Alona menyentuh jemari Abigail, membuat gadis itu tersadar akan kedatangan dua orang terkasihnya. Perlahan ia membuka mata demi manatap kedua orang tua barunya itu.
"Abby sayang, Hari ini Paman akan menemui seorang pengacara yang telah ditunjuk oleh ayahmu untuk mengurus segala aset yang ia tinggalkan untukmu. Apakah kau siap untuk menemuinya hari ini? JIka kau ingin menggulur waktu, Paman akan sampaikan padanya," tutur Alex, dengan sangat hati-hati, khawatir jika sampai mengusik ketenangan gadis remaja itu.
Bisa saja Abigail merasa terusik karena ingin hidup tenang tanpa gangguan apapun yang berhubungan dengan ayahnya. Namun, dengan tujuannya untuk membalaskan dendam ayahnya, ia mungkin ingin tahu seberapa banyak aset yang dtinggalkan James untuknya.
Abigail menoleh pada pamannya, "Jam berapa kita berangkat? Apa yang harus kupersiapkan?" tanya gadis itu.
"Uhm, Abby, jika kau belum siap untuk membahas ini, paman dan bibi akan-"

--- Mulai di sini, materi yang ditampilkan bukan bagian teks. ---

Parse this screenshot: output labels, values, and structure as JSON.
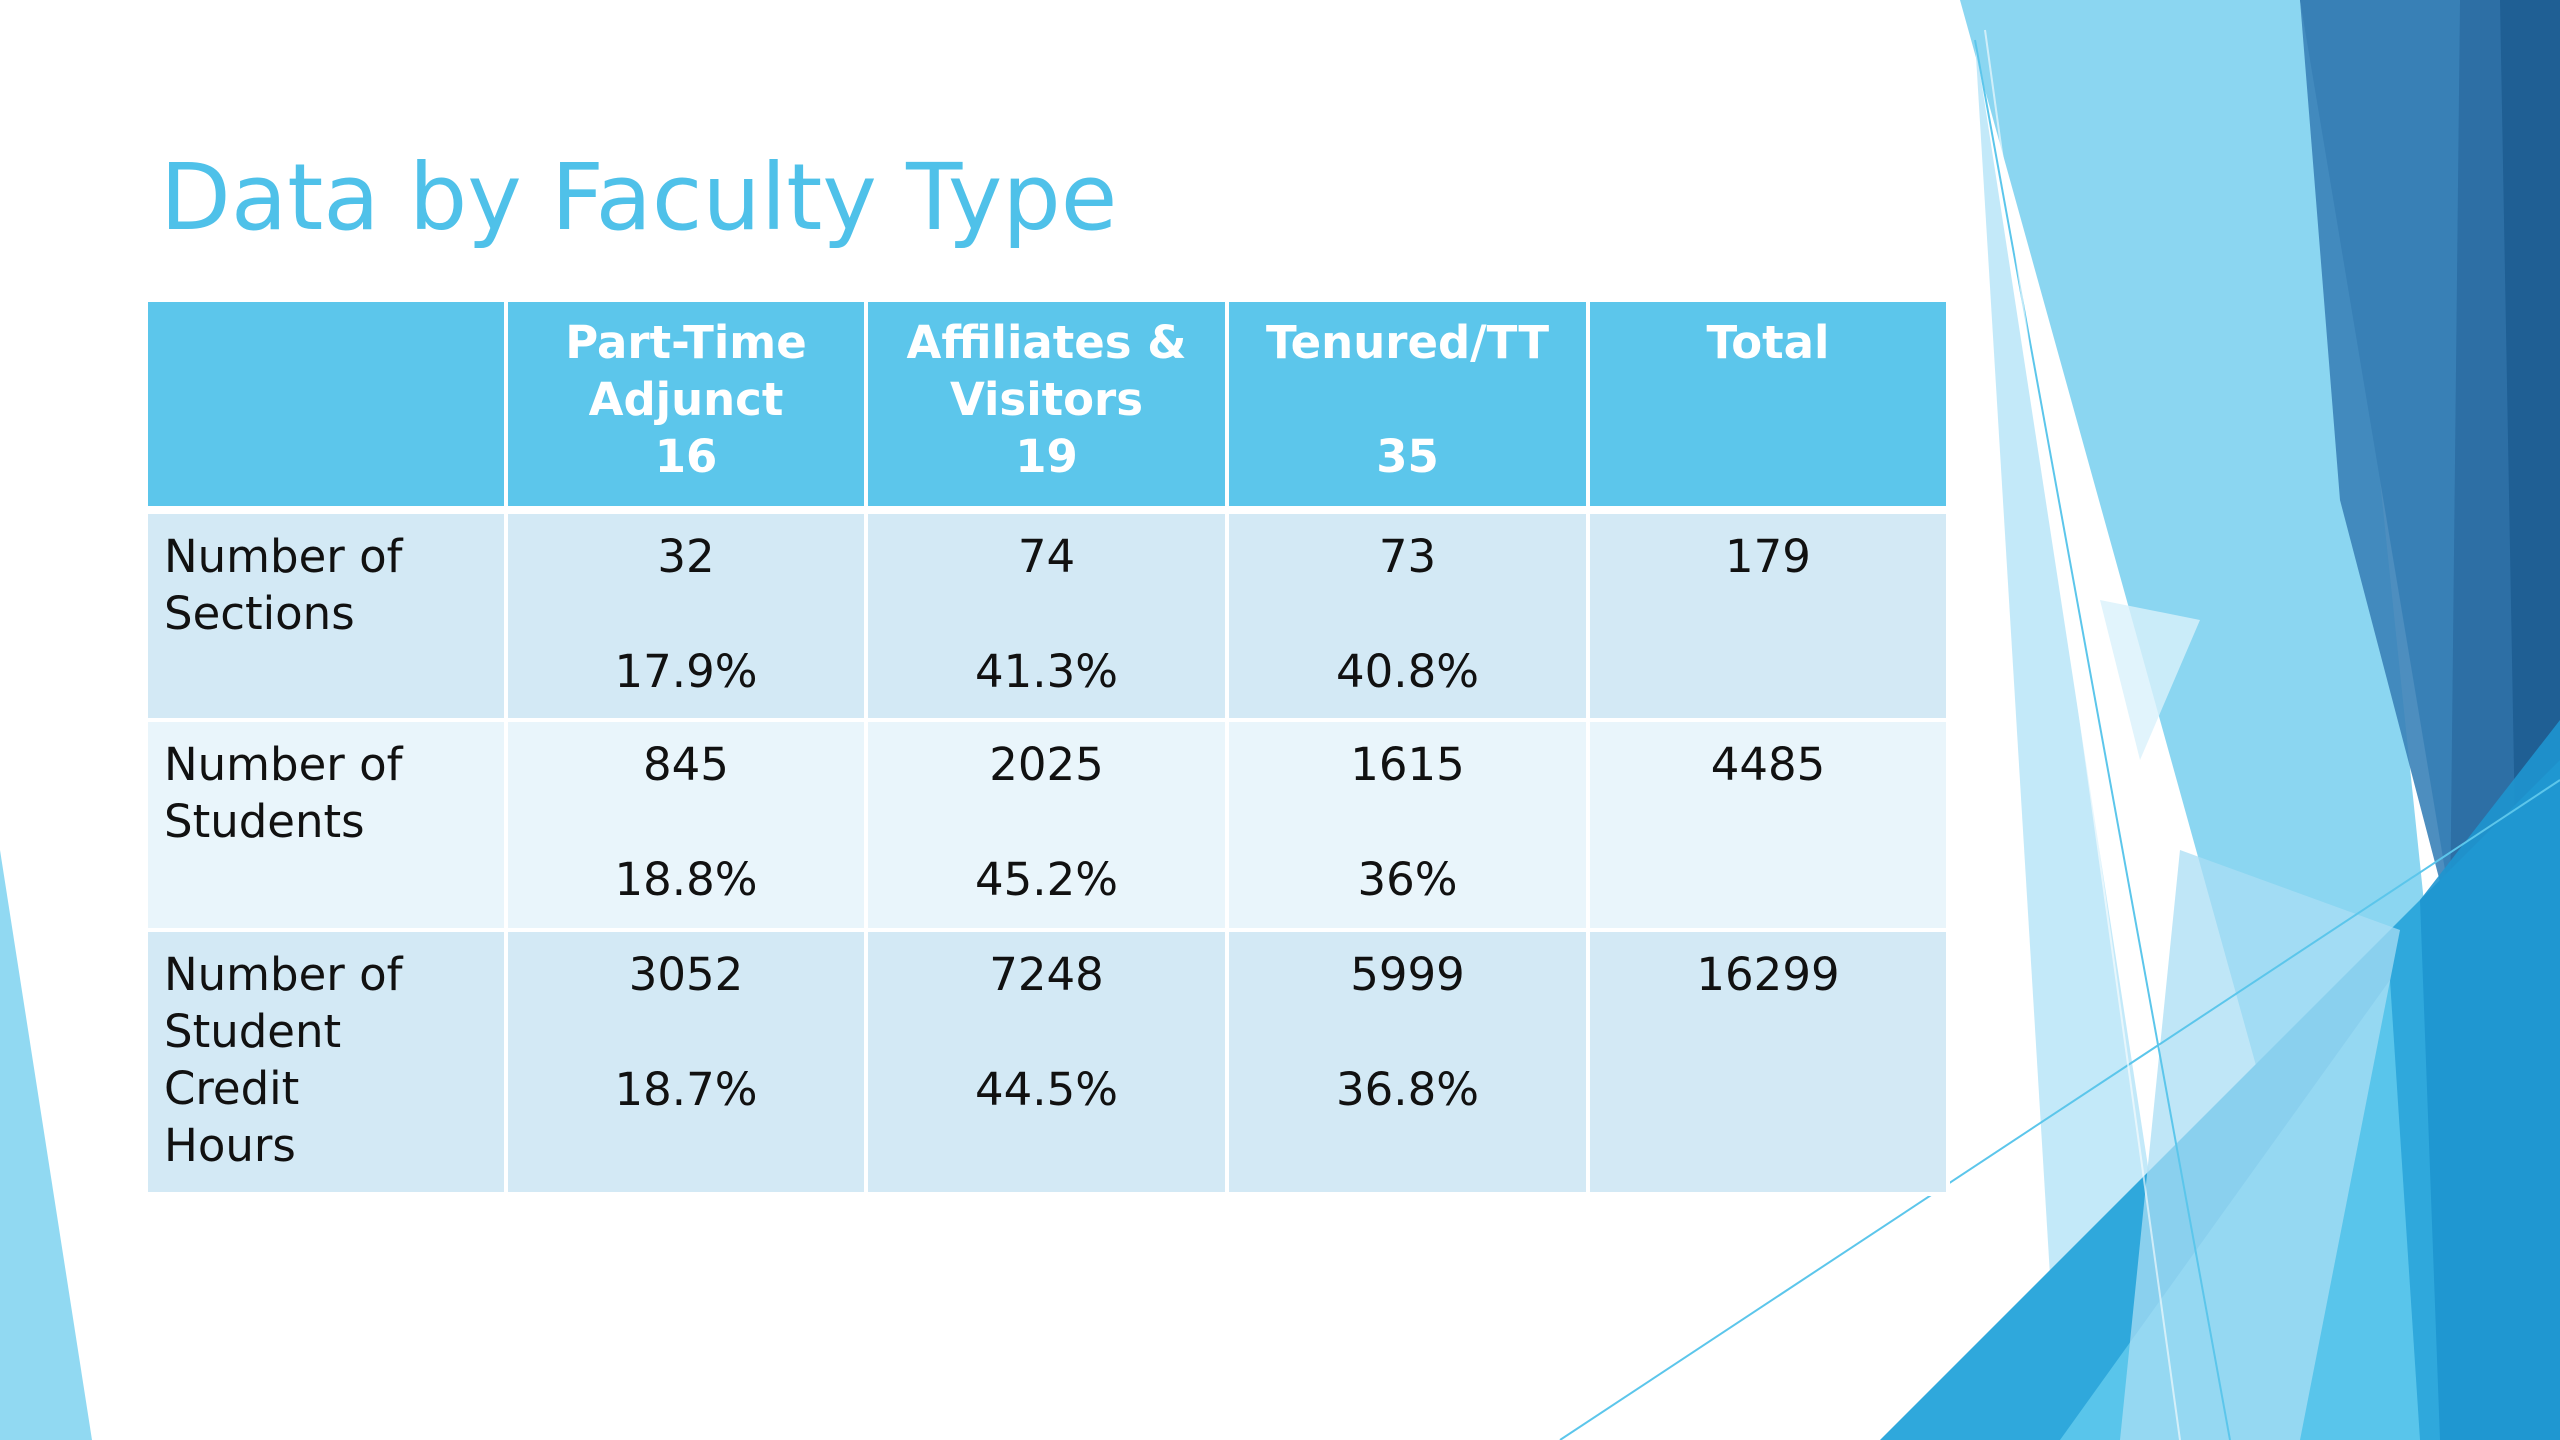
{
  "slide": {
    "title": "Data by Faculty Type"
  },
  "table": {
    "columns": [
      {
        "lines": [
          "",
          "",
          ""
        ]
      },
      {
        "lines": [
          "Part-Time",
          "Adjunct",
          "16"
        ]
      },
      {
        "lines": [
          "Affiliates &",
          "Visitors",
          "19"
        ]
      },
      {
        "lines": [
          "Tenured/TT",
          "",
          "35"
        ]
      },
      {
        "lines": [
          "Total",
          "",
          ""
        ]
      }
    ],
    "rows": [
      {
        "label_lines": [
          "Number of",
          "Sections"
        ],
        "cells": [
          {
            "value": "32",
            "percent": "17.9%"
          },
          {
            "value": "74",
            "percent": "41.3%"
          },
          {
            "value": "73",
            "percent": "40.8%"
          },
          {
            "value": "179",
            "percent": ""
          }
        ]
      },
      {
        "label_lines": [
          "Number of",
          "Students"
        ],
        "cells": [
          {
            "value": "845",
            "percent": "18.8%"
          },
          {
            "value": "2025",
            "percent": "45.2%"
          },
          {
            "value": "1615",
            "percent": "36%"
          },
          {
            "value": "4485",
            "percent": ""
          }
        ]
      },
      {
        "label_lines": [
          "Number of",
          "Student Credit",
          "Hours"
        ],
        "cells": [
          {
            "value": "3052",
            "percent": "18.7%"
          },
          {
            "value": "7248",
            "percent": "44.5%"
          },
          {
            "value": "5999",
            "percent": "36.8%"
          },
          {
            "value": "16299",
            "percent": ""
          }
        ]
      }
    ]
  },
  "theme": {
    "title_color": "#4fc1e9",
    "header_fill": "#5cc6eb",
    "band_dark": "#d3e9f5",
    "band_light": "#e9f5fb",
    "accent_dark_blue": "#2b6da3",
    "accent_mid_blue": "#2fa8dc",
    "accent_light_blue": "#7ed2f0"
  }
}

"Tak apa, Bi. Aku akan hadapi. Aku tidak takut karena aku memiliki kalian sekarang. Benar, 'kan?!" ujar Abigail memotong perkataan bibinya, kemudian mengulas senyum tulus pada dua orang yang menatapnya dengan penuh haru.
Paman dan bibinya mengangguk kemudian merengkuhnya ke dalam pelukan mereka.
"Tentu, sayang. Kau akan selalu memiliki kami," isak Alona, haru, kemudian membiarkan Abigail meringkuk dalam pelukan mereka untuk beberapa saat.
***
Seorang pria bertubuh dempal mengobrak-abrik tumpukan kertas di atas meja kerjanya. Bukan tanpa alasan ia melakukan itu. Ia mencari setumpuk berkas yang sangat ia butuhkan. Benda yang seharusnya dibawa oleh anak buah dan istrinya saat itu.
Tak menemukan apa pun dari atas meja, ia beralih pada laci dan bahkan brankasnya.
"Sial! Di mana berkas-berkas itu?" ucap pria itu sembari menggebrak meja kerjanya. Ia merasa gusar karena tak menemukan benda penting itu.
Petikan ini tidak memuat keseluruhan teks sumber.